A Merger With Kering
Kering has done a lot to deserve higher credit in the industry. In recent years, the company has divested its general retail assets — as well as Puma — to become a luxury goods pure play, which we always believed was the best way to create shareholder value. Kering has also been able to take most of its soft luxury brands to unprecedented heights: Gucci, Bottega Veneta, Saint Laurent and Balenciaga now offer something of a “Kering template” to revivals.

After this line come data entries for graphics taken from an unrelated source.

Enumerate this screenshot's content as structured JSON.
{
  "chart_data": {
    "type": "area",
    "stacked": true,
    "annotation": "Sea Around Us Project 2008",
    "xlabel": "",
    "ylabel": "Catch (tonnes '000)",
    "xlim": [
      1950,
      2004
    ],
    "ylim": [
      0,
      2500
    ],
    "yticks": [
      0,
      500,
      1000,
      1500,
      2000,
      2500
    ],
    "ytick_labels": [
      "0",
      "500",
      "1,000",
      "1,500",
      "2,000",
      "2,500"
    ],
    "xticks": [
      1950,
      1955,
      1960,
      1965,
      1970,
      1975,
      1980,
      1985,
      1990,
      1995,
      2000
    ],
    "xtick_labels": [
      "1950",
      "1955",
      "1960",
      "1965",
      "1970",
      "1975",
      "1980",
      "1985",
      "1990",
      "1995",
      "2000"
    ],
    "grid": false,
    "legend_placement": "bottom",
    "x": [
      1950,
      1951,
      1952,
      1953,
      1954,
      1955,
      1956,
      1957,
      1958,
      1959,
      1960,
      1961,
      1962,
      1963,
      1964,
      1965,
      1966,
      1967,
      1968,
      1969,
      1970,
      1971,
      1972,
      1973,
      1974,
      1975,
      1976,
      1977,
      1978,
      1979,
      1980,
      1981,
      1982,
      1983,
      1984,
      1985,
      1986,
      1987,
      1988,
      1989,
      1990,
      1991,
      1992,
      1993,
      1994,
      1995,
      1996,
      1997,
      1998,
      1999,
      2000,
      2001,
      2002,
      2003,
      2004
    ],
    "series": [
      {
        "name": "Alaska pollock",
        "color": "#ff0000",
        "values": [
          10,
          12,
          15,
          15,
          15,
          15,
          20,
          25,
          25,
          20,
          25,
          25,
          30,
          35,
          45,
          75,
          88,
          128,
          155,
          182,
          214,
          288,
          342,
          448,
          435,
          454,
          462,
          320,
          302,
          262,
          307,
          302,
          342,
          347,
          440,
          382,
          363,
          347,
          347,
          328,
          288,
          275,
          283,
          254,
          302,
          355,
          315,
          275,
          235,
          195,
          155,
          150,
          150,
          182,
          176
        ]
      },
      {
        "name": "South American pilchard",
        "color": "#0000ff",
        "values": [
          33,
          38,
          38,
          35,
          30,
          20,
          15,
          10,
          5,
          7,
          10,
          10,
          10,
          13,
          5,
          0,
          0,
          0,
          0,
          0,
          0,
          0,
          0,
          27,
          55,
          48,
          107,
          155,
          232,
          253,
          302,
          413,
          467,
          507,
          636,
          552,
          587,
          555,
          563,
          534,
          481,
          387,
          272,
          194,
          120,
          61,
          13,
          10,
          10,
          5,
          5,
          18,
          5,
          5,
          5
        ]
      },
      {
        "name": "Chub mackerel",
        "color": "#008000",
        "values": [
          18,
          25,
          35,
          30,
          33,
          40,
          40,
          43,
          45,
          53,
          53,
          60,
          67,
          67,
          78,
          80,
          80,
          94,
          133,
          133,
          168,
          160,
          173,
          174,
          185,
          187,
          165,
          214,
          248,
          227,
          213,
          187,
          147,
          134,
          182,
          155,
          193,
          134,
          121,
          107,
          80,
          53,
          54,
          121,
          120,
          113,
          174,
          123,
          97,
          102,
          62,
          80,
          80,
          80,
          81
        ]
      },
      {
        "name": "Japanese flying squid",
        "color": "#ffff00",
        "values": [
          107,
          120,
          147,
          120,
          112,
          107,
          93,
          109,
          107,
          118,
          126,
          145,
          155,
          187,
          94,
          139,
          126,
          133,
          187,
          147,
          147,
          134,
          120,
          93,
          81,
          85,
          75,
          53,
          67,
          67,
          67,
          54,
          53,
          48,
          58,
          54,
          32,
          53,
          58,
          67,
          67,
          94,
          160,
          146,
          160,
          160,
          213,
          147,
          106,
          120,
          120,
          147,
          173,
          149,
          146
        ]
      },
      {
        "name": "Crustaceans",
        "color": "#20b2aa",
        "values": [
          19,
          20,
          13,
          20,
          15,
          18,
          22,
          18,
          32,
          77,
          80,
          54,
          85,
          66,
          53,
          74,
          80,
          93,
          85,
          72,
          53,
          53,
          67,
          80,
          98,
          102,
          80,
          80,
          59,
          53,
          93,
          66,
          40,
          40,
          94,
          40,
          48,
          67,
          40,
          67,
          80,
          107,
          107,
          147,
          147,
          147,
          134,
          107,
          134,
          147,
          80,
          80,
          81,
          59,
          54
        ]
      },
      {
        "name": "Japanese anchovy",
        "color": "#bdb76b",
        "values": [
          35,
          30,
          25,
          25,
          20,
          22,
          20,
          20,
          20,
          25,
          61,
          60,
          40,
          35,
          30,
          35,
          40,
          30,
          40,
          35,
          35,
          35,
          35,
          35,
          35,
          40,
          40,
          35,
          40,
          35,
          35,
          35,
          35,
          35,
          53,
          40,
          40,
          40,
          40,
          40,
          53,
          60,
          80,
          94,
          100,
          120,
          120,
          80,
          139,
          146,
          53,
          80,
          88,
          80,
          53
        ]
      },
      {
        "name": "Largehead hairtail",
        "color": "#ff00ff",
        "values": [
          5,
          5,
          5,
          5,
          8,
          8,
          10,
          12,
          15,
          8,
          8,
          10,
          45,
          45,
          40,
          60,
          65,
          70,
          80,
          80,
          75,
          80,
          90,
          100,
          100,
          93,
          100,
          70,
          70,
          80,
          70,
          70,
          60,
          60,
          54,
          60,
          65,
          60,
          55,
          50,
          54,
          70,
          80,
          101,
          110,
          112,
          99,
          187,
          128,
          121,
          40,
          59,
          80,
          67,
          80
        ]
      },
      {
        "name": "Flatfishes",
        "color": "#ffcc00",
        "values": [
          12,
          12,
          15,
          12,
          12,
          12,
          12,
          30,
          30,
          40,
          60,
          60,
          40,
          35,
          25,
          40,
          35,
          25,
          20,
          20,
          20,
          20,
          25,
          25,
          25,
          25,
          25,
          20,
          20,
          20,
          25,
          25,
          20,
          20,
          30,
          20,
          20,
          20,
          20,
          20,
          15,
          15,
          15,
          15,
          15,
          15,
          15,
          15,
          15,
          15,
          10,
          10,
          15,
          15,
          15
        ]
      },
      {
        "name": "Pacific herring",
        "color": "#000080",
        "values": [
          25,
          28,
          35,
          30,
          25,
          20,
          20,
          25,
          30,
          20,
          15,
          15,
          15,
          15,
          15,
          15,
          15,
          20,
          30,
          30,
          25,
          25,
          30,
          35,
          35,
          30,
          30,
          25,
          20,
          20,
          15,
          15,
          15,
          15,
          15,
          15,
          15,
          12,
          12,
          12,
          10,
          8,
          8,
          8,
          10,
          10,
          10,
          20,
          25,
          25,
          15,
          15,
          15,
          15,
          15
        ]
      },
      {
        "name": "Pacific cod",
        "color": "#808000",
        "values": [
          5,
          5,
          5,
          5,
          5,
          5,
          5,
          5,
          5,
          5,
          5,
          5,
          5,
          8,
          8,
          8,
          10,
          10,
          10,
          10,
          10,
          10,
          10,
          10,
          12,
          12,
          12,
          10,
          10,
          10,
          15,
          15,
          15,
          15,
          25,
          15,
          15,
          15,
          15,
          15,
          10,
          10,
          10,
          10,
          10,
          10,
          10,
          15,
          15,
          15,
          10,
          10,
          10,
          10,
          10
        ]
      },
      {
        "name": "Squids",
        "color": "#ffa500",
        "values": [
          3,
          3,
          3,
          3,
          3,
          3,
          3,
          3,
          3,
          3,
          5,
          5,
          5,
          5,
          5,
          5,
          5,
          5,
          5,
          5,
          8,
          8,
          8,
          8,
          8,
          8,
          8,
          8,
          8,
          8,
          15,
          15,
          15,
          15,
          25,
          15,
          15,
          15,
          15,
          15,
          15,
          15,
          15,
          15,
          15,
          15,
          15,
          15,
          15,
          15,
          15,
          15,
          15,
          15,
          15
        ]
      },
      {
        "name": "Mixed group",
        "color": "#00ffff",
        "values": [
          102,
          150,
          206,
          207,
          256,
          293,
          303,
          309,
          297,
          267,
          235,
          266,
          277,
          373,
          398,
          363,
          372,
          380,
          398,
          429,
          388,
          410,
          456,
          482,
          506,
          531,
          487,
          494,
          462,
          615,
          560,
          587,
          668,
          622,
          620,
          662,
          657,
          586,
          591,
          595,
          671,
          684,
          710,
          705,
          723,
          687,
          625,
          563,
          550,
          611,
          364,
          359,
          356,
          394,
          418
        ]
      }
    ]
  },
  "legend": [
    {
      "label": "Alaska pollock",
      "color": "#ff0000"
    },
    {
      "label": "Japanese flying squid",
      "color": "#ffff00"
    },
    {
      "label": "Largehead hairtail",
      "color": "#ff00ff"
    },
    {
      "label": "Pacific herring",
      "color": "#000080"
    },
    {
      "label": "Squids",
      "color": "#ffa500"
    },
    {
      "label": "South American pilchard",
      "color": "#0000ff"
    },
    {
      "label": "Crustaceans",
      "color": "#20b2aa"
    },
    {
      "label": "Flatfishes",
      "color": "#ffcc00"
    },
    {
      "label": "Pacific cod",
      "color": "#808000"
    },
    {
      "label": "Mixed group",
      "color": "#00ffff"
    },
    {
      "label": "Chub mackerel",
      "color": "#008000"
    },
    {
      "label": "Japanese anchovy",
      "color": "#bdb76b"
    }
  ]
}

And yet, now, as before, the most important hurdle to this scenario is ego and controlling shareholders. Back when we published a report suggesting a Richemont-Kering tie-up, the feedback we received from Richemont at the highest level was that the company regretted not having bought Gucci from Maurizio himself when they could have done so on the cheap. With Kering now valued almost ten times what it was worth back then (and Richemont only four times), the gap between the two has become even more pronounced. One of the key issues would be how to reward the voting rights majority held by the Rupert family in a way that could be both attractive for the Ruperts and acceptable for public shareholders.
Luca Solca is head of luxury goods research at Bernstein.